Sin siquiera mirarlos, con ademán parsimonioso y con la frialdad y la soberbia que el Demonio le obsequió al Tirano, el esclavo del Diablo ordena más misiles, endurece sus fronteras y sus leyes migratorias, manda diseñar refugios, fortalezas y palacios; moviliza tropas; invade y destruye lo diverso porque su lógica no entiende sino lo idéntico a sí mismo, el Mal.

Y este es nuestro error: considerar que el Déspota es insensible a la destrucción y la miseria que produce, que no se da cuenta, que no se percata de que al arrastrar a la humanidad hacia el abismo también caerá Él a las tinieblas, cuando hace, no sabemos cuánto tiempo, se llevó a cabo el Pacto Endemoniado. Llamamos injusto a este Sistema porque no entendemos su Justicia; decimos que está equivocado, porque amamos la vida y creemos que la autodestrucción no es un valor. Pero el yerro es nuestro: la justicia del Mal consiste en la opresión gratuita, en la miseria inmerecida, en la tortura arbitraria; su más alto logro en conseguir la disolución y podredumbre universales. Para los Esclavos del Diablo, no hace falta una nueva ética que los sustraiga del camino retorcido que han venido pulimentando; las constelaciones actuales, luminosas por el brillo de la sangre, la explosión de las bombas y la dentadura postiza del Tirano, tienen ya su Ley: la Ética del Mal.
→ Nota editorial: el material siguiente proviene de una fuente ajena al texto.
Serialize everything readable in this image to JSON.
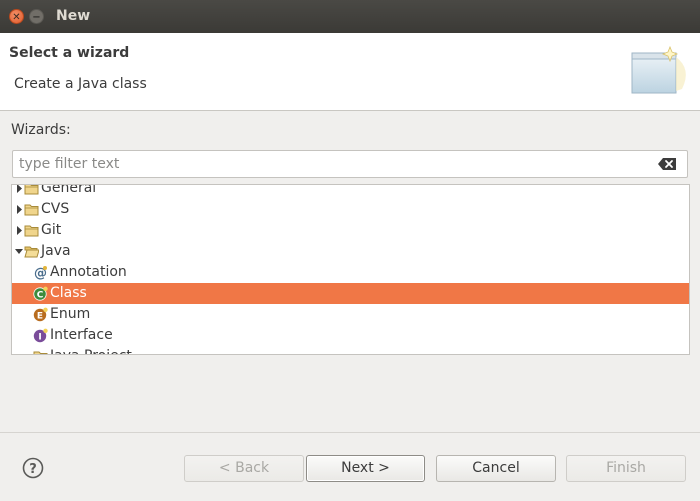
{
  "window": {
    "title": "New"
  },
  "header": {
    "title": "Select a wizard",
    "description": "Create a Java class"
  },
  "wizards_label": "Wizards:",
  "filter": {
    "value": "",
    "placeholder": "type filter text"
  },
  "tree": {
    "items": [
      {
        "label": "General",
        "icon": "folder-icon",
        "expandable": true,
        "expanded": false
      },
      {
        "label": "CVS",
        "icon": "folder-icon",
        "expandable": true,
        "expanded": false
      },
      {
        "label": "Git",
        "icon": "folder-icon",
        "expandable": true,
        "expanded": false
      },
      {
        "label": "Java",
        "icon": "folder-open-icon",
        "expandable": true,
        "expanded": true
      },
      {
        "label": "Annotation",
        "icon": "annotation-icon",
        "selected": false
      },
      {
        "label": "Class",
        "icon": "class-icon",
        "selected": true
      },
      {
        "label": "Enum",
        "icon": "enum-icon",
        "selected": false
      },
      {
        "label": "Interface",
        "icon": "interface-icon",
        "selected": false
      },
      {
        "label": "Java Project",
        "icon": "java-project-icon",
        "selected": false
      }
    ]
  },
  "buttons": {
    "back": "< Back",
    "next": "Next >",
    "cancel": "Cancel",
    "finish": "Finish"
  },
  "colors": {
    "selection": "#f07746",
    "titlebar": "#3c3b37"
  }
}
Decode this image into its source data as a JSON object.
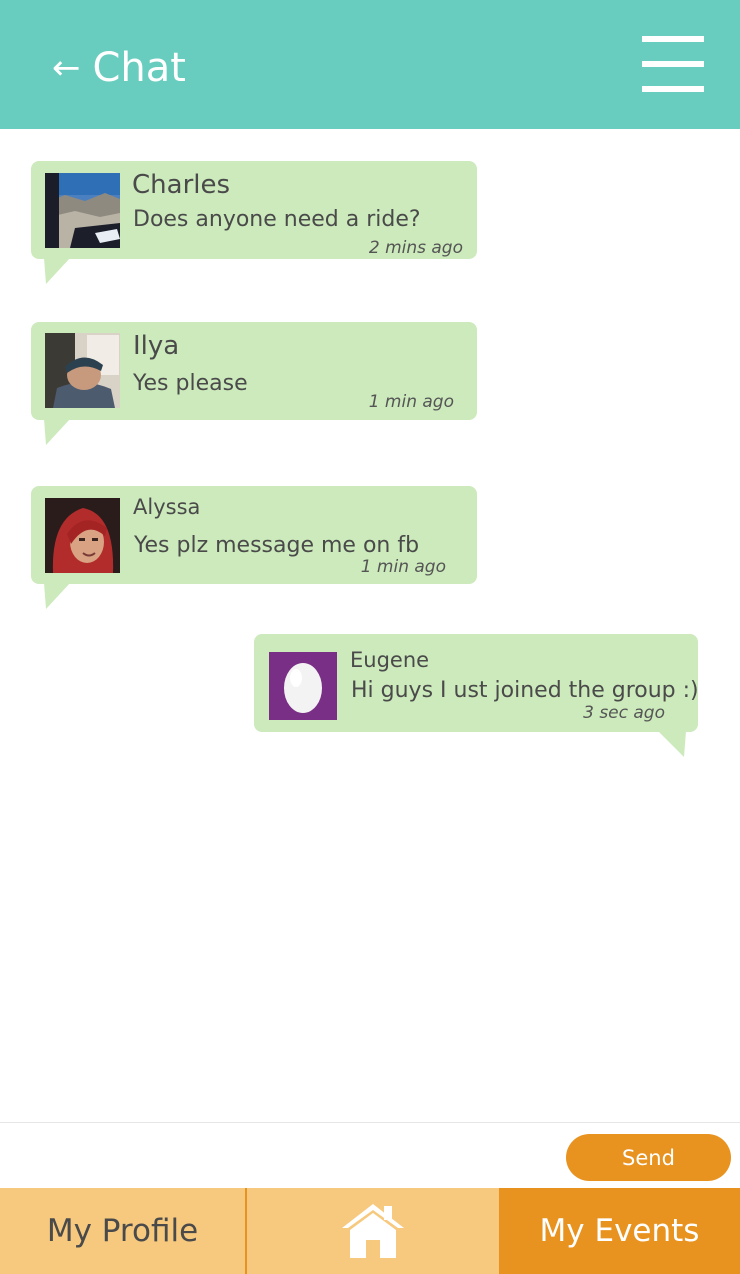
{
  "header": {
    "back_icon": "left-arrow-icon",
    "title": "Chat",
    "menu_icon": "hamburger-menu-icon"
  },
  "messages": [
    {
      "name": "Charles",
      "text": "Does anyone need a ride?",
      "time": "2 mins ago",
      "avatar": "mountain-photo-avatar"
    },
    {
      "name": "Ilya",
      "text": "Yes please",
      "time": "1 min ago",
      "avatar": "man-photo-avatar"
    },
    {
      "name": "Alyssa",
      "text": "Yes plz message me on fb",
      "time": "1 min ago",
      "avatar": "woman-photo-avatar"
    },
    {
      "name": "Eugene",
      "text": "Hi guys I ust joined the group :)",
      "time": "3 sec ago",
      "avatar": "egg-avatar"
    }
  ],
  "composer": {
    "send_label": "Send"
  },
  "bottom_nav": {
    "profile_label": "My Profile",
    "home_icon": "home-icon",
    "events_label": "My Events"
  },
  "colors": {
    "header": "#68cdbf",
    "bubble": "#cceabc",
    "accent": "#e8921f",
    "nav_bg": "#f6c97f",
    "egg_avatar_bg": "#7a2f86"
  }
}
Yo creo, si mi ingenuidad y mi habitual pesimismo no me confunden, que si es cierto que la evolución de lo humano no nos supera o trasciende como especie, y si algo Divino aún refulge en nuestras almas enajenadas y disminuidas que pueda ayudarnos a cambiar los designios del Maligno, hará falta un enorme ejército de reaccionarios, un peligroso comando de retrógradas, ¡una sola comunidad de re-volucionarios! Pero qué pronto se desvanece mi entusiasmo cuando reconozco que mis palabras exaltadas apelan a un pensamiento extraviado a finales del siglo XVII que, aunque bondadoso y razonable, parece haber sido vencido desde sus formulaciones primigenias. Y aquí me tienen, apelando a los muertos; regresando a los viejos oráculos; mirando al cielo mudo para ver si comprendo las estrellas; y no comprendo, y la Esfinge no me dice nada, ni si quiera un chascarrillo, un insulto críptico. El sinsentido es peligroso por la misma razón que el nihilismo, porque tanto la Nada como el desasosiego nos desbordan, y en medio del caos da la impresión de que el mejor consejo que podemos dar y recibir es “¡Sálvese quien pueda!” Pero no hay salvación, o, al menos no la habrá si al final de esta Historia en que hemos sido esclavos por ser reyes de nosotros mismos vuelve a ganar el Diablo y firmamos su pacto. Tenemos la última palabra.